Why “We’ve Always Done It This Way” Is the Most Dangerous Phrase on a Jobsite

8–9 Minute Read

The phrase “we’ve always done it this way” is behind more safety incidents than most people realize. Here’s why it’s dangerous — and how strong crews avoid it.

The Phrase That Gets People Hurt

Every jobsite has it.

It doesn’t matter if you’re on a construction project, inside a plant during a shutdown, or working a mine site. At some point, someone says:

“We’ve always done it this way.”

Most of the time, it’s not said with bad intent. It’s usually coming from experience. From someone who’s been doing the job for years and hasn’t had a problem. That’s exactly what makes it dangerous. Because the longer something works without consequences, the more it starts to feel like the right way, even when it isn’t.

Experience Can Become a Blind Spot

Experience is one of the most valuable things on a jobsite. But if it’s not checked, it can turn into overconfidence.

A worker who’s done a task a hundred times without an incident starts to trust the outcome instead of the process. They stop thinking about the hazard because nothing bad has happened yet.

That’s how shortcuts get built into routines. Not overnight. Not intentionally. Just slowly, over time. And once that routine is accepted by the crew, it becomes the standard; even if it was never safe to begin with.

Shortcuts Don’t Feel Like Shortcuts

Most unsafe decisions don’t feel reckless in the moment. They feel efficient.

Skipping fall protection because “it’ll only take a second.” Using the wrong tool because it’s closer.
Not locking out equipment because someone believes it’s already off. None of these decisions feel like a big deal when they happen.

That’s the problem. Real safety failures usually come from normalizing small risks, not from one big, obvious mistake.

The Jobsite Doesn’t Care About Your Track Record

One of the hardest things for experienced workers to accept is this: The jobsite doesn’t care how long you’ve been doing the job.

It doesn’t care that you’ve never been hurt before. It doesn’t care that you’ve done it this way for ten years. Hazards don’t recognize experience.
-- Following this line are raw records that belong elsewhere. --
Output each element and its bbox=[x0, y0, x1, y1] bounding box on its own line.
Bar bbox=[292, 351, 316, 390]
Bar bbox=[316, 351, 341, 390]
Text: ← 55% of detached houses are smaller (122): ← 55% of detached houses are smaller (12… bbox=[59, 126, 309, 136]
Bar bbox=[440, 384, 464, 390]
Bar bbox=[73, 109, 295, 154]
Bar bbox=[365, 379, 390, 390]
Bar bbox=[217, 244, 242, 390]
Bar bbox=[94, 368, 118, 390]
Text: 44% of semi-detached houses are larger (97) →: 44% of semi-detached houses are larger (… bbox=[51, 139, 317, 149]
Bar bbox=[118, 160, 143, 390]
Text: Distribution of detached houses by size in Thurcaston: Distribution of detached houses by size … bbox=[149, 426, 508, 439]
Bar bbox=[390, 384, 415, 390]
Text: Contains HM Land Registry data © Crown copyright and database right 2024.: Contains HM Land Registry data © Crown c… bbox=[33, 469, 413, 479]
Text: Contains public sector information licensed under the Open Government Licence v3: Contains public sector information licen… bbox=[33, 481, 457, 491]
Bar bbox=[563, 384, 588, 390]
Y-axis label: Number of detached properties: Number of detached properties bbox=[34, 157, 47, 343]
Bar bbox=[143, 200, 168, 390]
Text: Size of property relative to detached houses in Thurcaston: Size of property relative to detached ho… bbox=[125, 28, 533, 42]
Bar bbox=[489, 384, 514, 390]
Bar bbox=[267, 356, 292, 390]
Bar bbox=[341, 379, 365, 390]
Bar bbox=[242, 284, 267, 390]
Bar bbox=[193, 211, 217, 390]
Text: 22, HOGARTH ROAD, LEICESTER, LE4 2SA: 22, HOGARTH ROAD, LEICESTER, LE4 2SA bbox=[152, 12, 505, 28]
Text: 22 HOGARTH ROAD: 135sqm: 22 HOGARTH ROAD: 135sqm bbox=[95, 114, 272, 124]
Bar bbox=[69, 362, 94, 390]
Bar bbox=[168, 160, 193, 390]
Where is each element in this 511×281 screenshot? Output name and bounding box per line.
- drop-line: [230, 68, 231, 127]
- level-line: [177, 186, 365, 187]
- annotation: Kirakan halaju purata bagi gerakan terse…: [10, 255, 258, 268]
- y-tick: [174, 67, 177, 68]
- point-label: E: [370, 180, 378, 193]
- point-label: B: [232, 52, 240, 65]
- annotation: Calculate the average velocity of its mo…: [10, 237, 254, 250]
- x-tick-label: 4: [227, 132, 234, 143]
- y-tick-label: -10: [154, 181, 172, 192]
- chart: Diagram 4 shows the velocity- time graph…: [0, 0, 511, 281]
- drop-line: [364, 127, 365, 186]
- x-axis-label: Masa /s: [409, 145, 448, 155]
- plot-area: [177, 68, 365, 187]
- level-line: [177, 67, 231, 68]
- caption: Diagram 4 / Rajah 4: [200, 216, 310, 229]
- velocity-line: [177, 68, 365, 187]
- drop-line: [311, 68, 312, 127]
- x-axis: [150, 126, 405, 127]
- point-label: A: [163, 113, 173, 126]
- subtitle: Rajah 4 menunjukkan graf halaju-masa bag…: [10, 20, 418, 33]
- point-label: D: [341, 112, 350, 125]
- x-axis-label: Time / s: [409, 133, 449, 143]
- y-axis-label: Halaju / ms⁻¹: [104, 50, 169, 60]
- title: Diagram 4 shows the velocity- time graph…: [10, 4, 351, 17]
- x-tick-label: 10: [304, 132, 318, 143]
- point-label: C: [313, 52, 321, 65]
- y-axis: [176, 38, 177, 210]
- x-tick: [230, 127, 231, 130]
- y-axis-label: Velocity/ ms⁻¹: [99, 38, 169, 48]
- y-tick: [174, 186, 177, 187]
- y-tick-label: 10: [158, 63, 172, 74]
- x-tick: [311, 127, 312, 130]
They respond to exposure. You can do something wrong a hundred times and walk away fine. That doesn’t make it safe. It just means you got away with it.

How Bad Habits Spread Across Crews

Safety culture isn’t built in meetings. It’s built by what people see every day. When a new worker comes onto a jobsite, they don’t learn from the manual first. They learn from the crew. If they see experienced workers cutting corners, they’ll assume that’s how the job gets done. If they see supervisors ignoring it, they’ll assume it’s acceptable.

That’s how unsafe habits spread; quietly, quickly, and without anyone realizing it. Before long, the entire crew is operating under a system that was never intentionally created.

The Difference Between Professionals and Everyone Else

The best contractors I’ve worked with don’t rely on “how it’s always been done.” They rely on standards. They take the time to set things up correctly, even when it slows the job down. They question routines that don’t make sense. They hold their crews accountable to doing the job the right way, not the easy way. That’s what separates professionals from everyone else.

Not experience alone: but discipline.

Changing the Mindset Without Losing the Crew

One of the biggest challenges in safety is correcting experienced workers without losing their respect. If you approach it the wrong way, it comes across like you’re questioning their ability. If you approach it the right way, it becomes about protecting them.

The conversation isn’t: “You’ve been doing this wrong.”

It’s: “We’re making sure everyone goes home the same way they showed up.” That shift matters. Because most workers don’t resist safety, they resist being talked down to.

What Strong Leadership Looks Like on a Jobsite

Strong safety leadership isn’t about quoting regulations. It’s about setting expectations and backing them up.

It’s correcting issues in real time. It’s not ignoring small things because they’re inconvenient. It’s making it clear that how the job gets done matters just as much as getting it done. When leadership is consistent, crews follow. When leadership looks the other way, crews notice that too.

A Final Thought From the Field

“We’ve always done it this way” sounds harmless. But on a jobsite, it’s often a warning sign.

A sign that something hasn’t been questioned.
A sign that a shortcut has become normal.
A sign that risk has been accepted instead of managed.

The goal isn’t to erase experience. It’s to combine experience with awareness. Because the safest crews aren’t the ones who have done it the longest. They’re the ones who are willing to do it right….every single time.